Backwards-compat invariants¶
A host integration must preserve everything that worked before — these invariants are non-negotiable:
- The orchestrator surface is purely additive. No constructor argument
to
MicroPlanRunneris required for the new behaviour; defaults areNoneeverywhere. StepResult.to_dict()excludesscreenshot_pngandlast_action, so the existing checkpoint JSON shape is byte-identical.mantis_agentimport does not pulltorch,vllm,transformers,pyautogui, orplaywright. A CI test (tests/test_orchestrator_surface.py) enforces this.- Existing
MicroPlanRunner.run(plan)callers receivelist[StepResult]unchanged. Userun_with_status(plan)only when you need theRunnerResultshape.
When your host carries an existing CUA backend that you want to keep working alongside Mantis, the typical invariants to preserve are:
- Don't refactor your existing backend's class — add Mantis as a sibling selected by an env flag.
- Don't change the agent-state blob shape for the existing backend's runs; just add a new key for Mantis runs alongside.
- Default the env flag to the existing backend so nothing flips without an explicit opt-in.

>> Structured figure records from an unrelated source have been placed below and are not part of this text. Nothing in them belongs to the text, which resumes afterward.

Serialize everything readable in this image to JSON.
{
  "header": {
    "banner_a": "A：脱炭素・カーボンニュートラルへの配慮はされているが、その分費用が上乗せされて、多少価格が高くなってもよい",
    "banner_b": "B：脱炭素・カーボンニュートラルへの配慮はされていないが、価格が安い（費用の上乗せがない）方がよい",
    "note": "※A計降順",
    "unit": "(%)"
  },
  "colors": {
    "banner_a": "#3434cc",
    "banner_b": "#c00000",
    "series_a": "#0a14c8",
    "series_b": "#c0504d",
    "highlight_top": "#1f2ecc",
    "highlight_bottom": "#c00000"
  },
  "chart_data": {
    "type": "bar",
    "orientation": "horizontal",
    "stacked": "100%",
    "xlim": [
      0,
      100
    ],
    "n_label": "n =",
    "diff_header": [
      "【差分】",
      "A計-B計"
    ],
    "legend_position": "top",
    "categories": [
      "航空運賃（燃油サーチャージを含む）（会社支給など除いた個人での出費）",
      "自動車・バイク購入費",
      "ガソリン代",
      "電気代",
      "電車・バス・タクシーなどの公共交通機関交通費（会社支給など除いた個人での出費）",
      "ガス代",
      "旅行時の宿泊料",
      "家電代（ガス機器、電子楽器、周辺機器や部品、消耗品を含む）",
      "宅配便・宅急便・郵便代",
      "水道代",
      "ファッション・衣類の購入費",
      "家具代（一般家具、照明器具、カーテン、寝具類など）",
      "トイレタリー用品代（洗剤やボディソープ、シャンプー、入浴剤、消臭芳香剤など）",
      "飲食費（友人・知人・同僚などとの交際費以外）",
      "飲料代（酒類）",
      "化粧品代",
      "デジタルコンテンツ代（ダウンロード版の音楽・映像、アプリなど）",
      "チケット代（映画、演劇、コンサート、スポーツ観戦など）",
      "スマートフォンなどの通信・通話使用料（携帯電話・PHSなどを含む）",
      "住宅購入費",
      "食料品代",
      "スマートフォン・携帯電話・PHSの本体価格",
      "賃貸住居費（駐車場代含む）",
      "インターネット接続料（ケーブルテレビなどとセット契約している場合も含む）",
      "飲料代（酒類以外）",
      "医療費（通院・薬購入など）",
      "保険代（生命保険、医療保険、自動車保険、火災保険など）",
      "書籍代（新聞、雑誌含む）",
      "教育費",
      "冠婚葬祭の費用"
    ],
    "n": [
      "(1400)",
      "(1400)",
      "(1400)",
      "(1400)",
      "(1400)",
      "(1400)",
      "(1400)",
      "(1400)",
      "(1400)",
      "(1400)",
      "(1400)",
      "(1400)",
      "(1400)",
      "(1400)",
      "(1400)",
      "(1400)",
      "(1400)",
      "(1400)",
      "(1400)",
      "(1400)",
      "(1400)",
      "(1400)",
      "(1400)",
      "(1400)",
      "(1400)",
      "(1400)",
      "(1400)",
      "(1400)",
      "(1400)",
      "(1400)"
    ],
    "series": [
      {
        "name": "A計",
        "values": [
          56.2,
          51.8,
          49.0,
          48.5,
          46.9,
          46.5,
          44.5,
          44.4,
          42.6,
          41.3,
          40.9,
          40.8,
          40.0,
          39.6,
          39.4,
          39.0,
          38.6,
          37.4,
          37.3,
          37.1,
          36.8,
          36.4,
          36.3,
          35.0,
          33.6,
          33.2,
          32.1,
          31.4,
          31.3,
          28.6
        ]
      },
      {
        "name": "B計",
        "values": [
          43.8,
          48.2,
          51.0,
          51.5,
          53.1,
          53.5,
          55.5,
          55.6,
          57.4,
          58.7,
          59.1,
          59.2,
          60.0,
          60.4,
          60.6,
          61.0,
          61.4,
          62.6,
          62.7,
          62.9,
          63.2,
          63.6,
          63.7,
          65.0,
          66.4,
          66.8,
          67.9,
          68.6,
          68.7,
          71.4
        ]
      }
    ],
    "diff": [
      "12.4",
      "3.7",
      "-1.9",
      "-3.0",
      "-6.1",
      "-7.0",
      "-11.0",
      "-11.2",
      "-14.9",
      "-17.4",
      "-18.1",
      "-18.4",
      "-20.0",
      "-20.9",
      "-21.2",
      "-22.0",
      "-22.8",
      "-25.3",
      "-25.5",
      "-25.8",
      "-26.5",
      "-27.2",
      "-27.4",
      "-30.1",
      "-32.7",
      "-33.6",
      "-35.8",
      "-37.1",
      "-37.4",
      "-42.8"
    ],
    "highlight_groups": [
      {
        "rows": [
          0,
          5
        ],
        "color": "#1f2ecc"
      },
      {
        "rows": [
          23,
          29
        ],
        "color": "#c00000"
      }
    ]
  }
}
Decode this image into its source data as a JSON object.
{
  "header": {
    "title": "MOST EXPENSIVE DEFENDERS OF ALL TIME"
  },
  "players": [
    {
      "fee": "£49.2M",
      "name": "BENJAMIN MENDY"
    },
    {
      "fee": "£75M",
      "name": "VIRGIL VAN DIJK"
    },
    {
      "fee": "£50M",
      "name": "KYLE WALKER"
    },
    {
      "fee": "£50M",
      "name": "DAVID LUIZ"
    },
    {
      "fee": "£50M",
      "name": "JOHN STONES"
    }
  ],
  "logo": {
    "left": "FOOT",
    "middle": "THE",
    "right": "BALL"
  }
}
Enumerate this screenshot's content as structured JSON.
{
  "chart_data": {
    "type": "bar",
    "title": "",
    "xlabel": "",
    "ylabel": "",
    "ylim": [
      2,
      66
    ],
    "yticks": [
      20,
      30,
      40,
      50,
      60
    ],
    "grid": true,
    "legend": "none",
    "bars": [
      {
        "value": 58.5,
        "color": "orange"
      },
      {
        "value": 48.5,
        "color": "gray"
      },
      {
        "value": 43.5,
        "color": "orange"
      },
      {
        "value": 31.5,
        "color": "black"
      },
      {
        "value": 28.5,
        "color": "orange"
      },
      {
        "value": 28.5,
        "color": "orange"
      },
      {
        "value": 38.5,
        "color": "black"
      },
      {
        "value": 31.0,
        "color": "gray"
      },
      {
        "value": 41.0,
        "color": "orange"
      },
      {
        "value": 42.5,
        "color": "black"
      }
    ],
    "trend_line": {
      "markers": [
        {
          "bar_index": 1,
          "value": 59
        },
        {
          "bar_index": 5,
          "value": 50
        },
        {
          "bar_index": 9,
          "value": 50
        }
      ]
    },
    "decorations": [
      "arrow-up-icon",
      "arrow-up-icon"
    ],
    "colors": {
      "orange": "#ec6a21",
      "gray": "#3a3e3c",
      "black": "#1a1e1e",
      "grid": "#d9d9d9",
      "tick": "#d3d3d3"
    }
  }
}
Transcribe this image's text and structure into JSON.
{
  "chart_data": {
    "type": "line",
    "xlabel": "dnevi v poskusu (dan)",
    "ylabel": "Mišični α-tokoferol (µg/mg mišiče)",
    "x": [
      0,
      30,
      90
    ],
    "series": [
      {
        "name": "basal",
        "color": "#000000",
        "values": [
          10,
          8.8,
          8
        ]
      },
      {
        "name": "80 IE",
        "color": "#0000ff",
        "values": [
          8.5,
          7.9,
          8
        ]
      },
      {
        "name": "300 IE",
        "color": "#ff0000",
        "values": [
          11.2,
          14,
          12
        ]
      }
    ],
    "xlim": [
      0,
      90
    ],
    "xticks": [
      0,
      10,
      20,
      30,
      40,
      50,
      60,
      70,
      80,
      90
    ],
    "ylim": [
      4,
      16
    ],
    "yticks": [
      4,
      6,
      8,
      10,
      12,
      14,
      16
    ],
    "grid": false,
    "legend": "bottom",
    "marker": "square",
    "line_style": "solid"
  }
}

Sharing this with another host¶
If you're integrating Mantis into a fresh host, the relevant docs in pull-this-order are:
- Integrating any agent — runtime contract + pre-flight checklist + the integration mistakes to avoid.
- This doc — what to import + the four host-integration knobs.
reference/coordinate-spaces.md— required reading before you write astep()method.reference/glossary.md— quick definitions for terms used throughout.reference/env-vars.md— server-side env vars (only relevant if you self-host the Mantis service rather than calling Baseten).